Monday, July 23, 2012

As The Sun Descends

My Turkish friend drew on his pipe as he explained what the roads were like in the Shehar area near the mountain village of Taif. His words gave rise to anxious anticipation and captured my imagination of what layed ahead in the area south west of this ancient village. Tomorrow would be my first trek into an area that remained untouched by western man. For hundreds of years the outside world had left these back mountain recesses unexplored by outsiders. We have no preplanned itinerary. Our only plan was a long ramble on our dirt bikes, among the chain of mountains that lie south westward through the Shehar area. This was exactly how I liked it, it leaves little room for disappointment.

Early the next morning, our small group heads out of town, following a dirt road along the bank of a dry wadi (river) between two lines of craggy hills. The road has many rises and descents as it begins to twist up along side of the mountains. Each turn offers something different as we penetrate farther back. The odor of things green loads the breeze. Sawtooth mountains of red and brown rocks lacerate the sky. The primeval beauty of the region becomes more and more incredible the farther back we go. Sparsely spread among the valleys and jagged hills are ancient rock houses and towers, We stop near an old rock fort and tower to check out the view. We are on the apex of a mountain ridge beholding the view of the choice unspoiled valley below.

It was like we had stepped into a time machine that's carried us hundreds of years back as we watch sheppard's herding sheep along a mountain. The scene has erased the line between and past and present. Here in these tranquil mountains there is a quite so complete that time itself has ceased to roll on. It too stopped and waited . No city racket with flashing neon signs and restless competition that gets in at every opening jolting to pieces our very souls.

We had bagged one of the treasures of Arabia and rode home with our eyes to  the sun as it descended into the mountains.   Jack J. Johnstone

Friday, July 20, 2012

Reflections In The Bike Riders Eye



Reflections In The Bike Riders Eye

Feeling the encroachment of that catastrophe of boredom, anxious to escape what was an island solitude, we put on our boots mounted up riding straightaway into that parched infinity beyond. My riding partner was from Los Angeles, a veteran of dirt bike riding treks into Death Valley and the Mojave Deserts. He had rode with Steve McQueen, an avid dirt bike rider.

In those days the desert surrounding Al Khobar and Dhahran was still virgin territory, few foreigners had traversed this brutal terrain. The big dunes had not been fenced off and it was indeed a huge ocean of sand. The desert lured us into leaving the main roads. So there we were on a road that was no more a road, dissolved and broken off, leading into a land of unending harshness."Desert is a loose term to indicate land that supports no man", we are no more than a tenacious intruder irresistibly drawn by its challenging brutality, but man on a machine can only tame the desert here and there, and only momentarily, for within a day the wind will erase all tracks, of where we have been on its vast and overwhelming landscape.

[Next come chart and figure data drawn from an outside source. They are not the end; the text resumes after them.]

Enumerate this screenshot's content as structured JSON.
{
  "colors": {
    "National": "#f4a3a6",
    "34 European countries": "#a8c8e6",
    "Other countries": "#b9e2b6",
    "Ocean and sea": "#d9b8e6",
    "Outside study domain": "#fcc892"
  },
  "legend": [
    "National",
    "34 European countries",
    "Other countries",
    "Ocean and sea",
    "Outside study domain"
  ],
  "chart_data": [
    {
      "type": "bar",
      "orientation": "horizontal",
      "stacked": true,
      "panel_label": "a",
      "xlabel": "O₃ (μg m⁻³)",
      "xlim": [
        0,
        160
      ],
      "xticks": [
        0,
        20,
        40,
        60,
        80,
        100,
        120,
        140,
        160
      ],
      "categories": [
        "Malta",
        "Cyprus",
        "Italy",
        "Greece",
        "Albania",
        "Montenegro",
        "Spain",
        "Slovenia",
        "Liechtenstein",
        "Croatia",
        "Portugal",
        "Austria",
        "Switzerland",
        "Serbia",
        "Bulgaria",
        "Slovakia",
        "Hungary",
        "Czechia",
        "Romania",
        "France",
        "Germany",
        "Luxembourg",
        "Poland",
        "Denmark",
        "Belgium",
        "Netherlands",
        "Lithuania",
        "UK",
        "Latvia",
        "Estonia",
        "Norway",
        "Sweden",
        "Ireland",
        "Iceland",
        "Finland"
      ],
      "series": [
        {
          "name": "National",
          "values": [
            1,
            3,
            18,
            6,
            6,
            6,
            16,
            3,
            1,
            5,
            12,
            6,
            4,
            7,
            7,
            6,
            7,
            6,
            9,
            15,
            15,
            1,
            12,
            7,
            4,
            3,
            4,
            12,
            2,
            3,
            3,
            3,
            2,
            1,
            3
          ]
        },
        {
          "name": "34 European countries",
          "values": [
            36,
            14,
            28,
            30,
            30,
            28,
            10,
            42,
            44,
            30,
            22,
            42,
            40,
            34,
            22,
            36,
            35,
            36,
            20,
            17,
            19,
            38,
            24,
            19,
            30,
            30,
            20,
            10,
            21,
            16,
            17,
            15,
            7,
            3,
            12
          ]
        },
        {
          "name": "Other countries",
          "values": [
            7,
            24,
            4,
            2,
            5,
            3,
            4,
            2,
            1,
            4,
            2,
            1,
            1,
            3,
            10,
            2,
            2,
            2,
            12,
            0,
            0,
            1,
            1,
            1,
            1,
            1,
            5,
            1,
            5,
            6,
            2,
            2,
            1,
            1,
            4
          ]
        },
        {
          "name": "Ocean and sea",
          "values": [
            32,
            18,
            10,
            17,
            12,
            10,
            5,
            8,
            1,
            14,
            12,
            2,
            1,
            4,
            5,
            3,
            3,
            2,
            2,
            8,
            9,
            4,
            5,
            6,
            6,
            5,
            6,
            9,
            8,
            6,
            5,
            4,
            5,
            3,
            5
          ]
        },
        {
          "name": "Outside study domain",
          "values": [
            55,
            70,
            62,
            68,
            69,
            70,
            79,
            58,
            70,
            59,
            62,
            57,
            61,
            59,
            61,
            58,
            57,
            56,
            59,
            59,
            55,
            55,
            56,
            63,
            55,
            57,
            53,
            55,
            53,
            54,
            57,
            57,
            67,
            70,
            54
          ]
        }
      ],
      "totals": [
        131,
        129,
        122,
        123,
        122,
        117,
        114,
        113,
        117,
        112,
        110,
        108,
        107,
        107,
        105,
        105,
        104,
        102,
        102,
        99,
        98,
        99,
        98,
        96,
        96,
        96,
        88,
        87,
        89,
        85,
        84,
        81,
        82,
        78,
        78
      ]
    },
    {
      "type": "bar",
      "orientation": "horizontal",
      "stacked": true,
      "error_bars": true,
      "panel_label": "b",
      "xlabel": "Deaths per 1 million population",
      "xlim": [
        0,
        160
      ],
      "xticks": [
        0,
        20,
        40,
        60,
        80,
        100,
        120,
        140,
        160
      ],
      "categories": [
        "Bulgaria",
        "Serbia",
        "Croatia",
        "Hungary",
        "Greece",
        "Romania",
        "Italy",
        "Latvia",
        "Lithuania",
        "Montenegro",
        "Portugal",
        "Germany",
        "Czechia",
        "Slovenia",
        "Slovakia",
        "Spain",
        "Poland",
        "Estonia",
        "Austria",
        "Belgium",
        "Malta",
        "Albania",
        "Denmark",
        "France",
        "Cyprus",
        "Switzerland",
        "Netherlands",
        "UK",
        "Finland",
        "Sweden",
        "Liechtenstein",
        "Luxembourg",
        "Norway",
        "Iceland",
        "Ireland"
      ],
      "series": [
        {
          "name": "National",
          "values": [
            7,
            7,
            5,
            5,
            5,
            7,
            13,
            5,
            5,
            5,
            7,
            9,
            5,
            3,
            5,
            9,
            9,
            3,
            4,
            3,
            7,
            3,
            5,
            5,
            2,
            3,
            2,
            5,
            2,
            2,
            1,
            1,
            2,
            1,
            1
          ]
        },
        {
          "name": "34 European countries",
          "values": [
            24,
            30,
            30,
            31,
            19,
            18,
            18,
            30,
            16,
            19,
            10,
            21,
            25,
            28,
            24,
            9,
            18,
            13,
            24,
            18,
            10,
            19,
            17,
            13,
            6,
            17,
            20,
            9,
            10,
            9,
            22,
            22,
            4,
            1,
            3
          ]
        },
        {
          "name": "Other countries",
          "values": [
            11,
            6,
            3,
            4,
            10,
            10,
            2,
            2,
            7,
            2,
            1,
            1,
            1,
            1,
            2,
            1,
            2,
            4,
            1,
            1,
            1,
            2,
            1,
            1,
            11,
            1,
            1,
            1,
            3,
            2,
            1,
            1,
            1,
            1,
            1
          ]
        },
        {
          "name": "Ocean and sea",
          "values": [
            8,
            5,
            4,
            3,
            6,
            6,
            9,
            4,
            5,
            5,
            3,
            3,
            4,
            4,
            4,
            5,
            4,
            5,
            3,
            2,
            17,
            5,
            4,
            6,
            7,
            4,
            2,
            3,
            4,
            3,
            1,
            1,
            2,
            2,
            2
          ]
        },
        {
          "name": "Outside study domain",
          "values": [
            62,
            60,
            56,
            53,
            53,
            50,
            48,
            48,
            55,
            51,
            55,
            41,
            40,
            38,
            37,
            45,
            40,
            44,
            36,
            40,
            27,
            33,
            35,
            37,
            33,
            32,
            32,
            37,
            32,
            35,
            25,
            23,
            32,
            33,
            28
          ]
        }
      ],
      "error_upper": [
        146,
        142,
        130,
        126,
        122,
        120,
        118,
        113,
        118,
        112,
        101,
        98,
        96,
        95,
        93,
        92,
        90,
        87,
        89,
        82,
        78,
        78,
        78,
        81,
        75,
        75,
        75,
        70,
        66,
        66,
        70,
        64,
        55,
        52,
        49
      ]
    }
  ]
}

We pass old windblown outposts and are suddenly catching a breeze off the Arabian Sea. We sit atop a dune deciding to leave some monument behind of our passing. We build a very diminutive pyramid of rocks atop the dune. A camel gives us a sidelong glance that tells us we are intruders on his ancient home. As we mount up to leave, a sudden blast of sandy, dusty wind reminds us that our monument too will have a short life expectancy out here.

Heading back and riding into the assault of a shamal beginning it's battery on us, we decide on a short cut through a large garbage dump. We run into acres and acres of trash with fires burning among rusty cans, bottles and bones. With the smoke rising there is  a surreal picture and ghostly solitude as the wind pitches common things about the signs left by civilization. Those dead animals you see on the highway are brought here to burn. With the smell and morbid scene we race to get out of mans trash yard. I watch as a tattered coat does a strange dance on barbed wire in the wind. The fires that have burned here leave many things melted down, and they appear as wax in the suns rays. Amidst this sea of trash , I  spy a doll have submerged in sand, with it's upraised arm it looks  as if a wax tear is falling from its melted eye. "the tears of eternity, and sorrow, not mine but mans".


As we pass the last dead camel, its mouth frozen open in an eternal scream, with the stench of him chasing us onto the highway. we are forever grateful to be gone. Now we are traveling with skeletons of bones beneath our skins and know what that hot roof leveling wind, bred on the desert is howling about.